Сергей встал и снова посмотрел в лучистые глаза Насти. Ему показалось, что впервые за те полтора года, которые он бомжевал, он попытался расправить плечи. Попытался! Потому что тем, кто привык жить на дне, это очень сложно.

«И что за день такой сегодня выдался», — размышлял Сергей, выходя из подъезда. Возврата в прежнюю жизнь не существует. Невозможно прийти в офис устраиваться на работу в куртке с помойки, потому что ты решил измениться. Твое решение ничего не значит! Сначала надо добыть приличной одежды, вылечить синяки. Что толку об этом думать? У него нет ни копейки.

И все же, может быть, ему, Сергею Добровольскому, удастся повернуть нисходящую спираль? Бесполезно. Мир слишком жесток к тем, кто осмеливается мечтать, даже к молодым. Что уж говорить о тех, кто на пятом десятке остался без дома? Так сказать, решился на эксперимент.
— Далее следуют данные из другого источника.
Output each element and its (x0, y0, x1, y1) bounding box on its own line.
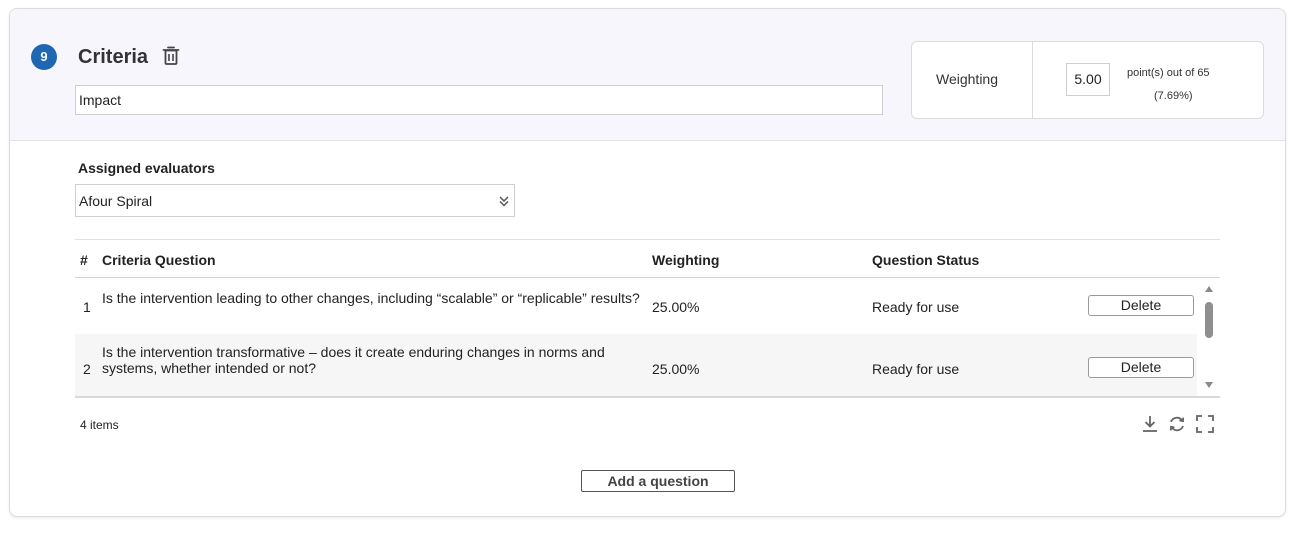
row-question: Is the intervention leading to other cha… (102, 290, 640, 306)
header-num: # (80, 252, 88, 268)
row-num: 1 (83, 299, 91, 315)
table-row: 1 Is the intervention leading to other c… (75, 279, 1197, 334)
header-weighting: Weighting (652, 252, 720, 268)
table-header: # Criteria Question Weighting Question S… (75, 239, 1220, 278)
weighting-points-text: point(s) out of 65 (1127, 67, 1210, 79)
assigned-evaluators-select[interactable]: Afour Spiral (75, 184, 515, 217)
items-count: 4 items (80, 418, 119, 432)
delete-button[interactable]: Delete (1088, 357, 1194, 378)
weighting-percent-text: (7.69%) (1154, 90, 1193, 102)
delete-button[interactable]: Delete (1088, 295, 1194, 316)
criteria-title: Criteria (78, 46, 149, 68)
trash-icon[interactable] (162, 46, 180, 66)
criteria-name-input[interactable]: Impact (75, 85, 883, 115)
double-chevron-down-icon (499, 196, 509, 207)
header-status: Question Status (872, 252, 980, 268)
table-row: 2 Is the intervention transformative – d… (75, 334, 1197, 396)
criteria-card: 9 Criteria Impact Weighting 5.00 point(s… (9, 8, 1286, 517)
download-icon[interactable] (1140, 414, 1160, 434)
fullscreen-icon[interactable] (1195, 414, 1215, 434)
criteria-header: 9 Criteria Impact Weighting 5.00 point(s… (10, 9, 1285, 141)
table-footer-divider (75, 396, 1220, 398)
weighting-panel: Weighting 5.00 point(s) out of 65 (7.69%… (911, 41, 1264, 119)
step-number-badge: 9 (31, 44, 57, 70)
assigned-evaluators-label: Assigned evaluators (78, 160, 215, 176)
refresh-icon[interactable] (1167, 414, 1187, 434)
row-question: Is the intervention transformative – doe… (102, 344, 605, 376)
row-status: Ready for use (872, 361, 960, 377)
criteria-questions-table: # Criteria Question Weighting Question S… (75, 239, 1220, 399)
row-weighting: 25.00% (652, 299, 700, 315)
assigned-evaluators-value: Afour Spiral (79, 193, 153, 209)
row-weighting: 25.00% (652, 361, 700, 377)
scroll-thumb[interactable] (1205, 302, 1213, 338)
weighting-input[interactable]: 5.00 (1066, 63, 1110, 96)
add-question-button[interactable]: Add a question (581, 470, 735, 492)
scroll-down-arrow[interactable] (1205, 382, 1213, 388)
weighting-divider (1032, 42, 1033, 118)
row-status: Ready for use (872, 299, 960, 315)
scroll-up-arrow[interactable] (1205, 286, 1213, 292)
table-scrollbar[interactable] (1203, 284, 1217, 392)
row-num: 2 (83, 361, 91, 377)
header-question: Criteria Question (102, 252, 216, 268)
weighting-label: Weighting (936, 71, 999, 87)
Он рассеянно посмотрел на асфальт и увидел оброненные кем-то сто долларов. Он не поверил: нагнулся, поднял, повертел в руках хрустящую бумажку. Сто долларов. Что это? Еще один шанс напиться или купить чистую одежду и начать новую жизнь? Он спрятал купюру на груди.

— Эй, Серега, — крикнула Машка Рваное ухо с помойки, — Куда ты запропастился?

Он сделал вид, что не слышит. Прижал руку к груди. Может, все-таки закончить этот эксперимент: купить одежды, побриться и попробовать найти работу?

— Серега, иди к нам, скорее! — услышал он снова навязчивый голос Машки.

— Я приду попозже, — крикнул он ей, поспешно заворачивая в угол, чтобы не поддаться соблазну — накупить выпивки и всех угостить.

Ему нужно подумать. Он не сможет больше приходить в этот подъезд, где живет Настя. Он больше не позволит, чтобы эта девочка носила ему свои бутерброды. Он не осмелится больше взглянуть ей в глаза, пока не изменится. Другое дело — сможет ли он измениться? Но в этот холодный декабрьский вечер он мог признаться самому себе, что если он и попытается что-то сделать, то лишь потому, что увидел доброту в глазах десятилетней девочки. Доброту, которую он уже отчаялся увидеть.